Mutually exclusive events cannot both happen at the same time — P(A∩B)=0. For example, a coin flip: heads and tails are mutually exclusive. Independent events don't affect each other's probability — P(A|B)=P(A). For example, two separate coin flips: first flip doesn't affect second. Note: mutually exclusive events (with P>0) are actually DEPENDENT — if A happens, you know B didn't.
How does the binomial distribution work?
The binomial distribution models the number of successes in n independent trials, each with probability p. Formula: P(X=k) = C(n,k) × p^k × (1-p)^(n-k). The mean (expected successes) is n×p, and standard deviation is √(n×p×(1-p)). For example, flipping a coin 10 times: P(exactly 5 heads) = C(10,5) × 0.5^5 × 0.5^5 = 252 × (1/1024) ≈ 24.6%.
When do I use combinations vs permutations?

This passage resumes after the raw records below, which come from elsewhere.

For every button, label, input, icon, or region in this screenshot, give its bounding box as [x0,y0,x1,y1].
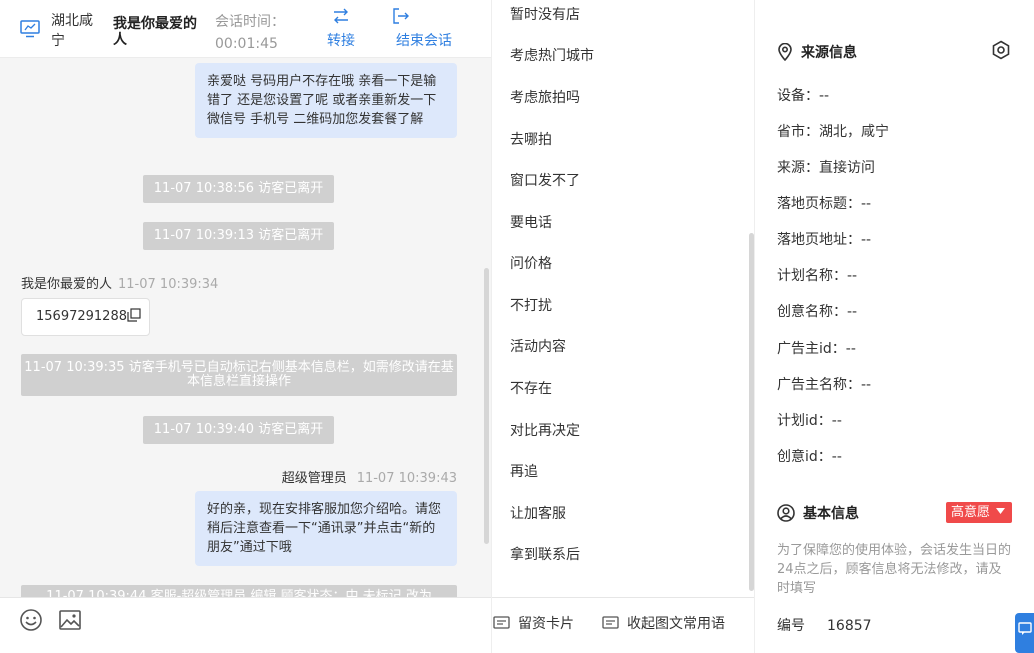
chat-bubble-icon [1018,622,1032,635]
quick-reply-item[interactable]: 不存在 [510,378,552,398]
chat-scrollbar[interactable] [484,268,489,544]
message-icon [602,616,619,629]
source-row-origin: 来源：直接访问 [777,160,875,176]
quick-reply-footer: 留资卡片 收起图文常用语 [492,597,754,653]
customer-id-row: 编号 16857 [777,615,872,635]
system-message: 11-07 10:39:35 访客手机号已自动标记右侧基本信息栏，如需修改请在基… [21,354,457,396]
quick-reply-item[interactable]: 考虑热门城市 [510,45,594,65]
transfer-button[interactable]: 转接 [327,8,355,50]
source-row-advertiser-name: 广告主名称：-- [777,377,872,393]
customer-id-value: 16857 [827,618,872,634]
quick-reply-scrollbar[interactable] [749,233,754,591]
source-info-title: 来源信息 [777,42,857,62]
visitor-info-panel: 来源信息 设备：-- 省市：湖北，咸宁 来源：直接访问 落地页标题：-- 落地页… [755,0,1034,653]
visitor-message-time: 11-07 10:39:34 [118,277,219,292]
quick-reply-item[interactable]: 活动内容 [510,336,566,356]
source-info-label: 来源信息 [801,45,857,61]
agent-sender-name: 超级管理员 [281,471,347,486]
quick-reply-item[interactable]: 去哪拍 [510,129,552,149]
chat-input-toolbar [0,597,491,653]
settings-hex-icon[interactable] [991,40,1011,64]
source-row-device: 设备：-- [777,88,830,104]
quick-reply-item[interactable]: 要电话 [510,212,552,232]
quick-reply-item[interactable]: 暂时没有店 [510,4,580,24]
collapse-phrases-button[interactable]: 收起图文常用语 [602,613,725,633]
phone-number: 15697291288 [36,309,127,324]
caret-down-icon [996,508,1006,514]
quick-reply-item[interactable]: 窗口发不了 [510,170,580,190]
basic-info-note: 为了保障您的使用体验，会话发生当日的24点之后，顾客信息将无法修改，请及时填写 [777,543,1012,596]
quick-reply-item[interactable]: 对比再决定 [510,420,580,440]
image-icon[interactable] [58,608,82,632]
session-time-label: 会话时间： [215,14,285,30]
chat-panel: 湖北咸宁 我是你最爱的人 会话时间： 00:01:45 转接 结束会话 亲爱哒 … [0,0,491,653]
end-session-label: 结束会话 [396,33,452,49]
agent-message: 亲爱哒 号码用户不存在哦 亲看一下是输错了 还是您设置了呢 或者亲重新发一下微信… [195,63,457,138]
source-row-advertiser-id: 广告主id：-- [777,341,856,357]
source-row-province-city: 省市：湖北，咸宁 [777,124,889,140]
quick-reply-item[interactable]: 考虑旅拍吗 [510,87,580,107]
quick-reply-panel: 暂时没有店 考虑热门城市 考虑旅拍吗 去哪拍 窗口发不了 要电话 问价格 不打扰… [491,0,755,653]
floating-chat-button[interactable] [1015,613,1034,653]
intent-level-label: 高意愿 [951,505,991,520]
chat-workspace: 湖北咸宁 我是你最爱的人 会话时间： 00:01:45 转接 结束会话 亲爱哒 … [0,0,1034,653]
source-row-plan-id: 计划id：-- [777,413,842,429]
source-row-plan-name: 计划名称：-- [777,268,858,284]
visitor-phone-message[interactable]: 15697291288 [21,298,150,336]
copy-icon[interactable] [127,301,141,322]
source-row-landing-url: 落地页地址：-- [777,232,872,248]
transfer-icon [327,8,355,30]
transfer-label: 转接 [327,33,355,49]
session-time: 00:01:45 [215,36,278,52]
quick-reply-item[interactable]: 问价格 [510,253,552,273]
basic-info-label: 基本信息 [803,506,859,522]
system-message: 11-07 10:39:40 访客已离开 [143,416,334,444]
quick-reply-item[interactable]: 不打扰 [510,295,552,315]
visitor-sender-name: 我是你最爱的人 [21,277,113,292]
lead-card-label: 留资卡片 [518,616,574,632]
emoji-icon[interactable] [19,608,43,632]
agent-message: 好的亲，现在安排客服加您介绍哈。请您稍后注意查看一下“通讯录”并点击“新的朋友”… [195,491,457,566]
source-row-creative-name: 创意名称：-- [777,304,858,320]
quick-reply-item[interactable]: 再追 [510,461,538,481]
agent-message-time: 11-07 10:39:43 [356,471,457,486]
source-row-landing-title: 落地页标题：-- [777,196,872,212]
lead-card-button[interactable]: 留资卡片 [493,613,574,633]
end-session-button[interactable]: 结束会话 [393,8,452,50]
basic-info-title: 基本信息 [777,503,859,523]
system-message: 11-07 10:39:13 访客已离开 [143,222,334,250]
agent-sender-line: 超级管理员 11-07 10:39:43 [282,467,457,486]
logout-icon [393,8,452,30]
location-pin-icon [778,42,792,62]
quick-reply-item[interactable]: 拿到联系后 [510,544,580,564]
quick-reply-item[interactable]: 让加客服 [510,503,566,523]
collapse-phrases-label: 收起图文常用语 [627,616,725,632]
visitor-sender-line: 我是你最爱的人 11-07 10:39:34 [21,273,218,292]
system-message: 11-07 10:38:56 访客已离开 [143,175,334,203]
visitor-location: 湖北咸宁 [51,13,93,49]
chat-header: 湖北咸宁 我是你最爱的人 会话时间： 00:01:45 转接 结束会话 [0,0,491,58]
monitor-icon [20,20,40,38]
card-icon [493,616,510,629]
intent-level-dropdown[interactable]: 高意愿 [946,502,1012,523]
user-circle-icon [777,504,795,522]
source-row-creative-id: 创意id：-- [777,449,842,465]
customer-id-label: 编号 [777,618,805,634]
visitor-name: 我是你最爱的人 [113,16,197,48]
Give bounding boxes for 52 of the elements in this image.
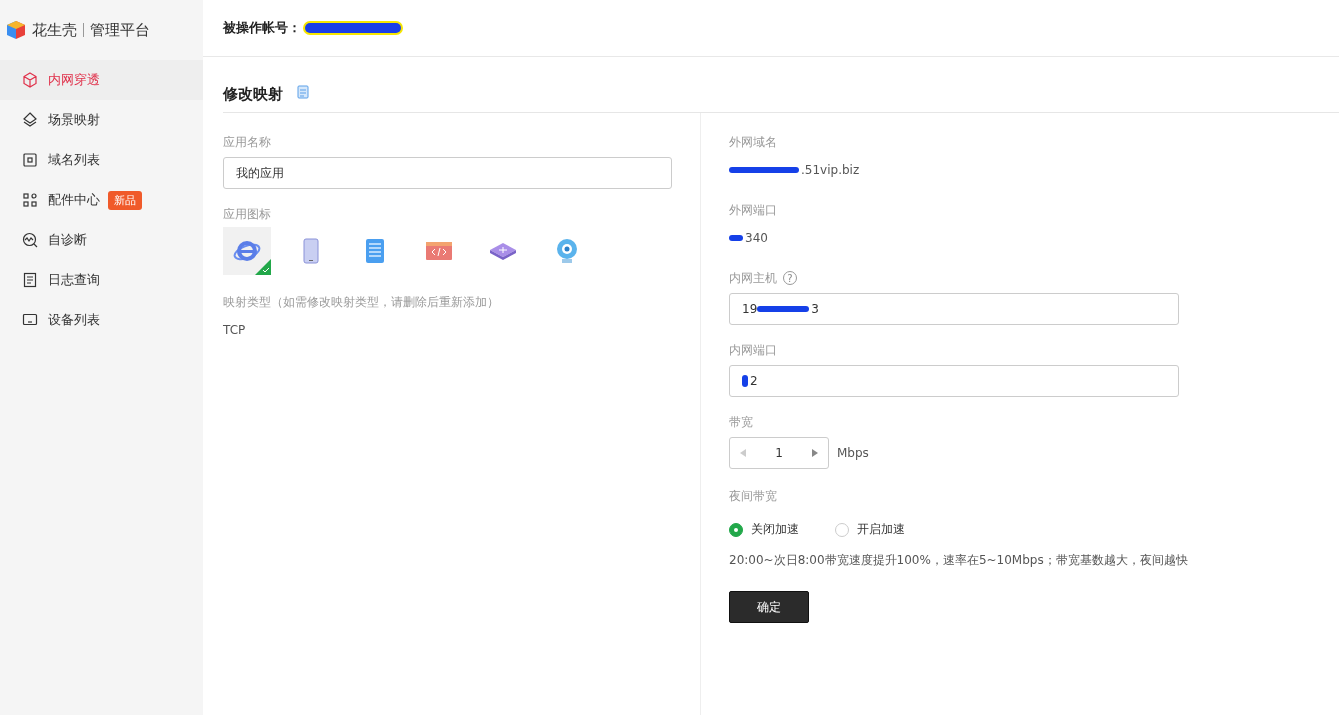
app-name-field[interactable]: 我的应用 — [223, 157, 672, 189]
document-icon — [22, 272, 38, 288]
sidebar-item[interactable]: 配件中心 新品 — [0, 180, 203, 220]
decrease-icon[interactable] — [740, 449, 746, 457]
account-label: 被操作帐号： — [223, 19, 301, 37]
field-label: 内网主机 — [729, 269, 777, 287]
port-value: 340 — [745, 231, 768, 245]
host-field[interactable]: 19 3 — [729, 293, 1179, 325]
page-title: 修改映射 — [223, 85, 283, 104]
pulse-icon — [22, 232, 38, 248]
sidebar-item[interactable]: 场景映射 — [0, 100, 203, 140]
domain-value: .51vip.biz — [801, 163, 860, 177]
redaction-mark — [742, 375, 748, 387]
field-label: 应用名称 — [223, 133, 272, 151]
field-label: 内网端口 — [729, 341, 778, 359]
cube-icon — [22, 72, 38, 88]
redaction-mark — [729, 167, 799, 173]
field-label: 夜间带宽 — [729, 487, 778, 505]
product-name: 管理平台 — [90, 20, 150, 40]
brand-name: 花生壳 — [32, 20, 77, 40]
mapping-type-value: TCP — [223, 323, 247, 337]
logo-icon — [6, 20, 26, 40]
increase-icon[interactable] — [812, 449, 818, 457]
radio-icon[interactable] — [835, 522, 849, 537]
document-icon[interactable] — [297, 85, 309, 99]
field-label: 外网域名 — [729, 133, 778, 151]
field-label: 外网端口 — [729, 201, 778, 219]
square-icon — [22, 152, 38, 168]
unit-label: Mbps — [837, 446, 869, 460]
night-note: 20:00~次日8:00带宽速度提升100%，速率在5~10Mbps；带宽基数越大，夜间越快 — [729, 552, 1189, 569]
radio-option[interactable]: 开启加速 — [835, 521, 905, 538]
radio-icon[interactable] — [729, 522, 743, 537]
app-icon-option[interactable] — [223, 227, 271, 275]
monitor-icon — [22, 312, 38, 328]
check-icon — [255, 259, 271, 275]
sidebar-item[interactable]: 日志查询 — [0, 260, 203, 300]
redaction-mark — [729, 235, 743, 241]
field-label: 映射类型（如需修改映射类型，请删除后重新添加） — [223, 293, 500, 311]
bandwidth-stepper[interactable]: 1 — [729, 437, 829, 469]
redaction-mark — [757, 306, 810, 312]
port-field[interactable]: 2 — [729, 365, 1179, 397]
new-badge: 新品 — [108, 190, 142, 210]
sidebar-item[interactable]: 域名列表 — [0, 140, 203, 180]
layers-icon — [22, 112, 38, 128]
sidebar-item[interactable]: 内网穿透 — [0, 60, 203, 100]
confirm-button[interactable]: 确定 — [729, 591, 809, 623]
sidebar-item[interactable]: 自诊断 — [0, 220, 203, 260]
field-label: 带宽 — [729, 413, 754, 431]
field-label: 应用图标 — [223, 205, 272, 223]
grid-icon — [22, 192, 38, 208]
sidebar-item[interactable]: 设备列表 — [0, 300, 203, 340]
radio-option[interactable]: 关闭加速 — [729, 521, 799, 538]
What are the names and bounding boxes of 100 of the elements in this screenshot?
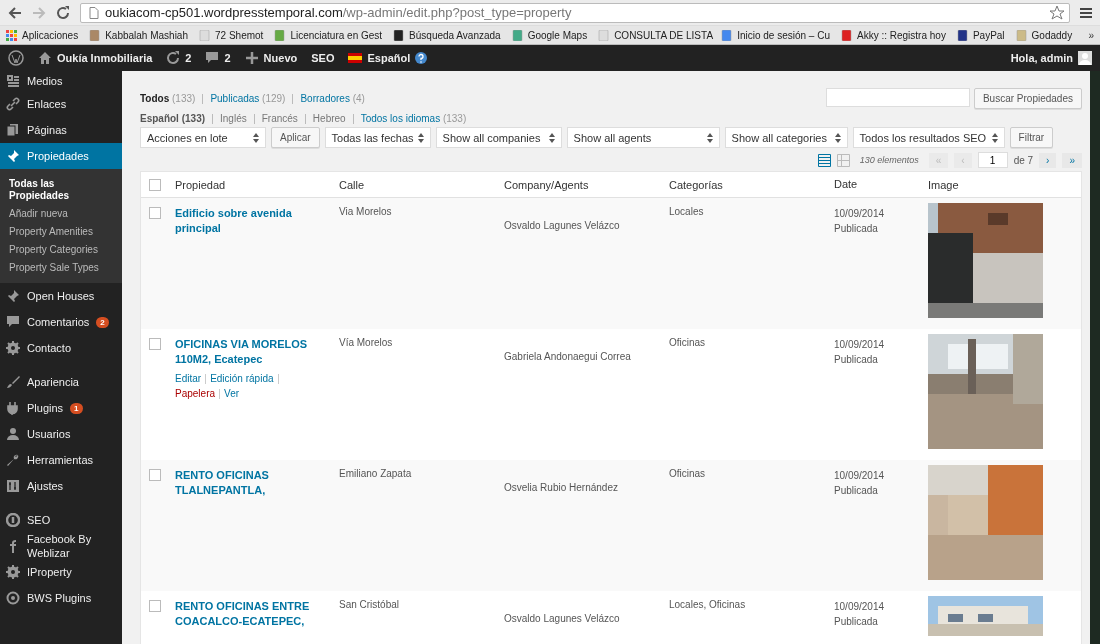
menu-item[interactable]: Comentarios 2 [0,309,122,335]
status-filter-link[interactable]: Borradores (4) [300,93,365,104]
row-checkbox[interactable] [149,600,161,612]
menu-item[interactable]: Propiedades [0,143,122,169]
item-count: 130 elementos [859,155,919,165]
bookmark[interactable]: 72 Shemot [199,29,264,41]
column-header[interactable]: Propiedad [175,178,339,191]
language-filter-link[interactable]: Hebreo [312,113,346,124]
row-checkbox[interactable] [149,338,161,350]
menu-item[interactable]: SEO [0,507,122,533]
column-header[interactable]: Calle [339,178,504,191]
speech-bubble-icon [205,51,220,65]
language-filter-link[interactable]: Francés [261,113,298,124]
search-field[interactable] [825,88,970,107]
apply-button[interactable]: Aplicar [271,127,320,148]
bookmark[interactable]: Búsqueda Avanzada [393,29,501,41]
user-icon [6,427,20,441]
updates-link[interactable]: 2 [166,51,192,65]
spain-flag-icon [348,51,363,65]
bookmark-icon [841,29,852,41]
property-title-link[interactable]: OFICINAS VIA MORELOS 110M2, Ecatepec [175,337,315,367]
menu-item[interactable]: Medios [0,71,122,91]
row-action-link[interactable]: Editar [175,373,202,384]
refresh-icon [166,51,181,65]
menu-item[interactable]: Open Houses [0,283,122,309]
bookmark[interactable]: Kabbalah Mashiah [89,29,188,41]
property-title-link[interactable]: RENTO OFICINAS ENTRE COACALCO-ECATEPEC, [175,599,315,629]
submenu-item[interactable]: Property Amenities [0,223,122,241]
gear-icon [6,341,20,355]
bookmark[interactable]: Godaddy [1015,29,1073,41]
address-bar[interactable]: oukiacom-cp501.wordpresstemporal.com/wp-admin/edit.php?post_type=property [80,2,1070,23]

Use combinations when order doesn't matter — choosing a committee, selecting lottery numbers, dealing cards. Use permutations when order matters — arranging books on a shelf, setting a PIN code, ranking contestants. Memory trick: Combination = Choose (C for Choose); Permutation = Position (P for Position). Example: 5 people, choose 3: 10 combinations but 60 permutations (6× more because each combo has 3!=6 arrangements).
What does conditional probability mean in real life?
Conditional probability P(A|B) asks: given that B happened, how does that change the probability of A? Medical testing is a classic example: P(disease | positive test) depends on both test accuracy and disease prevalence (base rate). The famous "base rate fallacy" occurs when people ignore the base rate. A test that's 99% accurate doesn't mean a positive result means 99% chance of disease — you must account for how common the disease is.